I più piccoli iniziano a studiare l’inglese alla scuola d’infanzia e il cinese in prima elementare, con docenti rigorosamente madrelingua, cosa molto gradita ai genitori italiani. «La maggior parte delle nostre scuole vive nel passato: alla fine del ciclo di studi, i ragazzi non sanno parlare una parola d’inglese» dice Roberta Andreatta, mamma di Elena, che ha 11 anni ed è in prima media. Ha deciso di iscrivere la figlia alla Siic l’anno scorso «per stimolarla», e non è stato un problema per lei iniziare il mandarino più tardi dei suoi compagni, perché «qui si lavora per gruppi di studio, in base al livello di partenza, e anche gli insegnanti pretendono in maniera differente».

Com’è la convivenza con gli studenti cinesi?

«Non va male, ma c’è un approccio differente: mentre i bambini italiani sono socievoli e fanno amicizia più facilmente, quelli cinesi, in genere più riservati, tendono a formare gruppi chiusi». Nei corridoi c’è silenzio e gli alunni escono dalle classi in fila indiana «perché noi insegniamo la disciplina, che è quello che più manca alla scuola italiana» sottolinea il dirigente scolastico. «Ai primi 2 anni delle elementari si fa condotta civica. Qui non si corre, ci si siede composti, non sono ammessi i cellulari, si saluta con un mezzo inchino, tutti (maestri e studenti) hanno la divisa e le bambine devono raccogliere i capelli lunghi: solo chi è istruito, ben educato e sereno sarà utile alla società, potrà diventare un buon cittadino del mondo e costruire il futuro».

Si promuove un’educazione rigida ma (troppo) selettiva

Le regole della Siic fanno tornare alla mente l’educazione alla “tiger mum” raccontata da Amy Chua nel famoso besteller “Il ruggito della mamma tigre”. «Per fortuna nelle scuole italiane possiamo evitare tutto questo formalismo, che è molto lontano dalla nostra cultura» afferma Federico Masini, ordinario di Lingua e letteratura cinese alla Sapienza di Roma e coordinatore di un progetto ministeriale sullo studio del cinese «L’attenzione all’esteriorità è tipica dell’antico sistema educativo orientale, che si fonda sui principi dell’obbedienza e dell’apprendimento mnemonico.

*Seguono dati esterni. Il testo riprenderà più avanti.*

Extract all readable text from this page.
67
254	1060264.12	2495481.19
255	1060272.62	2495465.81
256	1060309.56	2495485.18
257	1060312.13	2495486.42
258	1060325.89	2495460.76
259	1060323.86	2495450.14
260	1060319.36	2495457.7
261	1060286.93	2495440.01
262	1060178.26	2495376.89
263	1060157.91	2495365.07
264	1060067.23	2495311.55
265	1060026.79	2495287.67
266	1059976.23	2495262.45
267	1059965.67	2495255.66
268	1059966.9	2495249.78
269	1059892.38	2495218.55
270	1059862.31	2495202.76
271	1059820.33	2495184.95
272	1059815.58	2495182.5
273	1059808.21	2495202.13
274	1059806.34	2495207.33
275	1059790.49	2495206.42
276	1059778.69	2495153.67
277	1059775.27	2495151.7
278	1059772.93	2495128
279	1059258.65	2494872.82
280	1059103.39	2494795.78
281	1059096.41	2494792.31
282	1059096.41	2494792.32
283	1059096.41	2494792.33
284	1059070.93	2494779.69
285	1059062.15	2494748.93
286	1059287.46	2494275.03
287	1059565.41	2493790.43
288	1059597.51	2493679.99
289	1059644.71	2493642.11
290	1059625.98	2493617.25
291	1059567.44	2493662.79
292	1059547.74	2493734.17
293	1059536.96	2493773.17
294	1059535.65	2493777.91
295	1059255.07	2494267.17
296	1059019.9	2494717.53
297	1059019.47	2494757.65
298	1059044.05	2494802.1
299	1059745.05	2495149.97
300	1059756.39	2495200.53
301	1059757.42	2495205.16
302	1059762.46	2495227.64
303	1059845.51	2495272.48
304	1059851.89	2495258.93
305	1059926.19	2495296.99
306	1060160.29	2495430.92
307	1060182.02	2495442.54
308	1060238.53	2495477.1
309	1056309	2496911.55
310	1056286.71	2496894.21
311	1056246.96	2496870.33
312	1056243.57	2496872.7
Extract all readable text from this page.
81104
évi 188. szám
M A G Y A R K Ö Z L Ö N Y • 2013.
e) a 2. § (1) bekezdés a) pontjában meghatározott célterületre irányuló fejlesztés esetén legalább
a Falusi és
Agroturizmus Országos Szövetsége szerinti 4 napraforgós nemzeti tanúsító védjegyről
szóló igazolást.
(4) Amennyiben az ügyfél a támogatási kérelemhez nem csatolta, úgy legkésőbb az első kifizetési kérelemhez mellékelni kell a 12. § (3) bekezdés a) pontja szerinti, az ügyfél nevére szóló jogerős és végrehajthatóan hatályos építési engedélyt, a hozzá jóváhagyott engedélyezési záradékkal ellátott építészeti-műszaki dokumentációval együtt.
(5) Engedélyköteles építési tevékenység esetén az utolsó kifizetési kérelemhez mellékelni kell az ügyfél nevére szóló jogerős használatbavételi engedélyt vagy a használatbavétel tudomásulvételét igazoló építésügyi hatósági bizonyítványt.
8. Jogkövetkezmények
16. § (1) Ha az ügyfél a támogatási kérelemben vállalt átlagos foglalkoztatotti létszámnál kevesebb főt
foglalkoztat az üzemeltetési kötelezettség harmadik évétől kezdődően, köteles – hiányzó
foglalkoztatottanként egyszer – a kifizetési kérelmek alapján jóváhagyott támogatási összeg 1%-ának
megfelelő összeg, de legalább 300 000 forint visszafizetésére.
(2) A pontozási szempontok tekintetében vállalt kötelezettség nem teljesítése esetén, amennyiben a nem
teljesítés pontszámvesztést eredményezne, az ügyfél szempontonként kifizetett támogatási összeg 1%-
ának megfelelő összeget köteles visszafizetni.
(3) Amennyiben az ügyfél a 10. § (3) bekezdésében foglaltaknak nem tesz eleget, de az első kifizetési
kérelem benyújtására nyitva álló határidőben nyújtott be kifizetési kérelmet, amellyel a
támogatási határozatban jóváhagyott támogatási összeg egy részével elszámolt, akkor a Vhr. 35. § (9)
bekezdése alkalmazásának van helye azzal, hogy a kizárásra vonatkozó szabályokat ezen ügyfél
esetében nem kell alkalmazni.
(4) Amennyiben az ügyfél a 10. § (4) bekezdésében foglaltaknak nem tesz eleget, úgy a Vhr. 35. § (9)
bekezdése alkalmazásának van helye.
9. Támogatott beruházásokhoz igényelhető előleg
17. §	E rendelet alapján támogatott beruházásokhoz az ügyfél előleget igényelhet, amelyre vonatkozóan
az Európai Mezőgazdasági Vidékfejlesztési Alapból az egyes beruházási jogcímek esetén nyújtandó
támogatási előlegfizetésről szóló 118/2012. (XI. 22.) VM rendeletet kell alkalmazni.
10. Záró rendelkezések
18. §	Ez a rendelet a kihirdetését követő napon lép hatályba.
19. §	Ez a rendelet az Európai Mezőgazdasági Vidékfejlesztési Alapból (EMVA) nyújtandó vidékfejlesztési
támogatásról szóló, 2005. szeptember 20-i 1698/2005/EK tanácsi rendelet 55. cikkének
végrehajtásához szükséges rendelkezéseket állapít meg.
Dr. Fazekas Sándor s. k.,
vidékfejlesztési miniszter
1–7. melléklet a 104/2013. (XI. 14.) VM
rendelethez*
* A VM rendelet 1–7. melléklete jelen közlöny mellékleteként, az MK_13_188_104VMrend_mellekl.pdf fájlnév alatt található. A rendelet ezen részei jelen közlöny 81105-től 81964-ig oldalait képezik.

Ma non garantisce sempre la sostanza e non è detto che sia un bene. Tradizionalmente la scuola cinese, al contrario di quella italiana, è estremamente rigida e selettiva e permette solo ai migliori di andare avanti, tagliando fuori gli altri».

Certo, il modello a cui la scuola di Padova si ispira difficilmente sarà riprodotto in Italia, ma per il docente questa competizione e attenzione alle forme potrebbe acuire le differenze e spiegare in parte la maggiore riservatezza dei bambini cinesi: «Se per primo il sistema scolastico è selettivo, e non include chi ha competenze inferiori, difficilmente lo faranno i suoi studenti».

Il cinese diventerà la seconda lingua?

Secondo un’indagine della Fondazione Intercultura con Ipsos, sono 279 gli istituti superiori (l’8% del totale) che hanno attivato l’insegnamento del cinese nei programmi scolatici o extra. Gli studenti delle superiori che imparano il mandarino sono circa 17.500. E la Cina è diventata la prima meta di studio extraeuropea sorpassando, seppur di poco, gli Stati Uniti.

Il cinese «si avvia a diventare la seconda lingua straniera studiata in Italia» dice Federico Masini, ordinario di Lingua e letteratura cinese alla Sapienza di Roma. Al ministero dell’Istruzione Masini ha coordinato i lavori per la creazione del “Sillabo”, «un quadro di riferimento per rendere la didattica del cinese omogenea sul territorio nazionale».

Il cinese oggi è così diffuso che «è stata aperta una classe di concorso per gli insegnanti di cinese e il Ministero ha bandito i primi 13 posti di ruolo: un numero destinato a crescere negli anni». È facile comprenderne il motivo: «I ragazzi e le famiglie sono lungimiranti e vedono come il mondo stia cambiando: l’Oriente offre opportunità di futuro e di crescita».